New research shows that while the microbes in your digestive tract may not directly cause you to gain or lose weight, they are thought to influence your metabolism and serve as mediators between your lifestyle choices and your body weight.
The ecosystem within
Communities of tiny living organisms exist in different habitats of the human body. The most complex microbial ecosystem on the human body is found in the digestive tract, especially within the colon.
Your gut microbes on a crash diet
Drastically restricting certain foods on a temporary basis—otherwise known as “crash dieting”—is a typical strategy for weight loss. But such extreme short-term strategies could end up backfiring.
One study found overweight mice that had successfully slimmed down through dieting developed a persistent gut microbiota pattern that actually contributed to faster weight regain once they resumed a normal diet. Furthermore, the extent of the animals’ weight regain after the crash diet was predictable, based on how their gut microbiota looked.

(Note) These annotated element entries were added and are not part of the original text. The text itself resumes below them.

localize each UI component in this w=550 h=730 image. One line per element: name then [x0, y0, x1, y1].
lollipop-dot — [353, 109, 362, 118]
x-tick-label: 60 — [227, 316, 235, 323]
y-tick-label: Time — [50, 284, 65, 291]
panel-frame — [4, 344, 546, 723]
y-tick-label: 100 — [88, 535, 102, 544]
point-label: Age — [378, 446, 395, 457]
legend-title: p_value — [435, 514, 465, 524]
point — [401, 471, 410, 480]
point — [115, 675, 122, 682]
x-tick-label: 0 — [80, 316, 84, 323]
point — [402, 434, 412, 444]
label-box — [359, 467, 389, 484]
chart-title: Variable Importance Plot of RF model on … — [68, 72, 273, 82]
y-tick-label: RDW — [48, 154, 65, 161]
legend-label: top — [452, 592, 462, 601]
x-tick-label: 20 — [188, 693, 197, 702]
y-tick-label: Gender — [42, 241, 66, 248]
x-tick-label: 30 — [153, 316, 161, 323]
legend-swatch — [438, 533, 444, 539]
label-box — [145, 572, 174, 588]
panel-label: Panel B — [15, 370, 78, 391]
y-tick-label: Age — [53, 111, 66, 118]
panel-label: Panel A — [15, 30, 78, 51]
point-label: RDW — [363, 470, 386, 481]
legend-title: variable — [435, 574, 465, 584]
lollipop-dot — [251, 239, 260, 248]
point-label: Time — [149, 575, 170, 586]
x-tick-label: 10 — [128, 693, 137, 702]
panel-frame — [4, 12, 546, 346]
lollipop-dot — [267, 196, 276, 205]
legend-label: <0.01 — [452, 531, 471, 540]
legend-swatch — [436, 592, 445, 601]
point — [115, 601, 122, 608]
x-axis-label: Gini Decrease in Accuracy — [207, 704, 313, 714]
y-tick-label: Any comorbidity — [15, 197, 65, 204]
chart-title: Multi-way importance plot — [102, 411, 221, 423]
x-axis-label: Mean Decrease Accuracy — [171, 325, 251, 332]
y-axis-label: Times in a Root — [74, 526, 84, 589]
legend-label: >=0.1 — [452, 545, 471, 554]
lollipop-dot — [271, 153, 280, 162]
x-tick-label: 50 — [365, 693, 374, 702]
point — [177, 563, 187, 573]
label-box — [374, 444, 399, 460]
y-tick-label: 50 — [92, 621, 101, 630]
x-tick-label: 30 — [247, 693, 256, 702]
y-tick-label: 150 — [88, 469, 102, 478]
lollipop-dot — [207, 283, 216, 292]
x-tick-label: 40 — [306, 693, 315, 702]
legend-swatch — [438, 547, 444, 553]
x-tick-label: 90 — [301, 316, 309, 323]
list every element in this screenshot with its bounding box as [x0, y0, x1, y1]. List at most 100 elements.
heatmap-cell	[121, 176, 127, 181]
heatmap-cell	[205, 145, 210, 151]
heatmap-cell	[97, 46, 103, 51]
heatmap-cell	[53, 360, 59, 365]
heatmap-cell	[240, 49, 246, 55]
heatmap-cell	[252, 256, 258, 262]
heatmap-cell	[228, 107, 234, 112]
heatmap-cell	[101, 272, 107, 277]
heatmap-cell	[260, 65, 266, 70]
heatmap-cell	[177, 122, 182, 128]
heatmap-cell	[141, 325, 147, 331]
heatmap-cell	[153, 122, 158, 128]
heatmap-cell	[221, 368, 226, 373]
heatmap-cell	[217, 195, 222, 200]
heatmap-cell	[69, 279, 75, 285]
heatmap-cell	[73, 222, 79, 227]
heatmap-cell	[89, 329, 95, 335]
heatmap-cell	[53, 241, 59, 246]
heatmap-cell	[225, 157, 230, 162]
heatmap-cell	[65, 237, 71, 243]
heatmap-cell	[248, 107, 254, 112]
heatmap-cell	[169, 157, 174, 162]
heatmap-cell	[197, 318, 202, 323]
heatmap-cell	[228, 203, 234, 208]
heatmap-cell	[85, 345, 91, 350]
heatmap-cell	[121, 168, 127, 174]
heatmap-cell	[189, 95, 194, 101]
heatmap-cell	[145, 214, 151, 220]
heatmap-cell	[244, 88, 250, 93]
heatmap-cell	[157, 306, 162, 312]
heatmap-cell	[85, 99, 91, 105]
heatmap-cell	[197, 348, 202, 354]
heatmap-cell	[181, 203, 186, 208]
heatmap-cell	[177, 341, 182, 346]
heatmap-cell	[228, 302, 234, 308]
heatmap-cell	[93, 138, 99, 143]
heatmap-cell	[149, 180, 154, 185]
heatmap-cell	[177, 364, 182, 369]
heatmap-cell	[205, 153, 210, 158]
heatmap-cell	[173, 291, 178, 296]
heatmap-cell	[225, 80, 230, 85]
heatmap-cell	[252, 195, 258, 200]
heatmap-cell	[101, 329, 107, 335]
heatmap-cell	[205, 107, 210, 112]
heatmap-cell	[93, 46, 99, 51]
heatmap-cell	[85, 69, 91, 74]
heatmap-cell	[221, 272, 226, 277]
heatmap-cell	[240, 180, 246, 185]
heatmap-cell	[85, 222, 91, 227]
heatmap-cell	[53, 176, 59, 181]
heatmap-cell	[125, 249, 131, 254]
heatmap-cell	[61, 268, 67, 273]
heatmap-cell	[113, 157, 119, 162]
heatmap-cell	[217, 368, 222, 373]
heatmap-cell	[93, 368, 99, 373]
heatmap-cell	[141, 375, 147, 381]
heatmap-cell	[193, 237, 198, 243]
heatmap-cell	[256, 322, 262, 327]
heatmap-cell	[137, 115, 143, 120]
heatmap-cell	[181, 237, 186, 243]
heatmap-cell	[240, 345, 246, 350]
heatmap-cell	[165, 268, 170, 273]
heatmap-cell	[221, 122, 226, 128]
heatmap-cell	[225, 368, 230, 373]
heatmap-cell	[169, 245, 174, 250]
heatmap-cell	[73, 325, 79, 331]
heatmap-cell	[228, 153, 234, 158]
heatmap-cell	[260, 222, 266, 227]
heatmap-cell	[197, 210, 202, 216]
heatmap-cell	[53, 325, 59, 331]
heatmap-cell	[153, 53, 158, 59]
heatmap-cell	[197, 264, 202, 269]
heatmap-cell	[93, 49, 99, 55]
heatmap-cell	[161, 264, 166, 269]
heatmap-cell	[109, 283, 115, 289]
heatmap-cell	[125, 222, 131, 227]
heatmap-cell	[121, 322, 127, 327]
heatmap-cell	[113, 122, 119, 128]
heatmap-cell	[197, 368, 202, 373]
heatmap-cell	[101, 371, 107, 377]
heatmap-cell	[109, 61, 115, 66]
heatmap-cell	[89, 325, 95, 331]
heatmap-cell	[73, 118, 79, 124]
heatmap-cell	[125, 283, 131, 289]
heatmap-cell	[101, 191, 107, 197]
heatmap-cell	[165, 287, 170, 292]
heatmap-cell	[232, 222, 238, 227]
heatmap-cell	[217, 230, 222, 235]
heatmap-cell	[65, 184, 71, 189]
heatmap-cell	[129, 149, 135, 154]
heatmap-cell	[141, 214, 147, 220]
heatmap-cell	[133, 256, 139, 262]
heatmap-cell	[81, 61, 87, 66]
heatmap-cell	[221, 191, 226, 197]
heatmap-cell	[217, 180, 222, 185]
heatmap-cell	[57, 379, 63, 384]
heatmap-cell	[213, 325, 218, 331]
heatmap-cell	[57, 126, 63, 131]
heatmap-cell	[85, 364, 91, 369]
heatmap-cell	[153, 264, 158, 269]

All this to say: you’re probably better off foregoing drastic dietary changes and sticking to lifestyle changes you can maintain in the long run.
Shaping your gut microbiota for weight management
Even if gut microbes don’t directly dictate the number on the bathroom scale, we may be able to leverage them to help us achieve or maintain a healthy weight. Here’s how to get your gut microbiome to support you and your weight management goals.
Mind your diet
Through diet, we may shape our gut microbes in a way that facilitates a healthy weight: fiber (think vegetables, fruits, and whole grains) is paramount.
In general, a diversity of plant foods—30 or more types per week—promotes a diverse, well-functioning gut microbiota, while large amounts of red meat and processed foods (especially those containing emulsifiers and artificial sweeteners) are believed to have a detrimental effect on the gut microbiota.
Maintain cardiorespiratory fitness
Exercise is a well-known way to keep weight in check, and recent evidence suggests that higher cardiorespiratory fitness in humans goes hand-in-hand with gut microbiota diversity and health-promoting gut microbiota functions.
Aim to keep stress to a minimum
Healthy eating is notoriously difficult when an individual is experiencing stress; moreover, the body’s stress response induces intestinal permeability. Research on the microbiota-gut-brain axis has shown the gut microbiota changes in association with different stressors. It pays off, weight-wise, to manage stress and mental health as much as possible.
The exciting new area of science linking gut microbes with health could, over time, yield ways to manipulate microbial ecosystems for targeted health effects, offering each one of us personalized strategies for weight management based on our unique collection of gut microbes.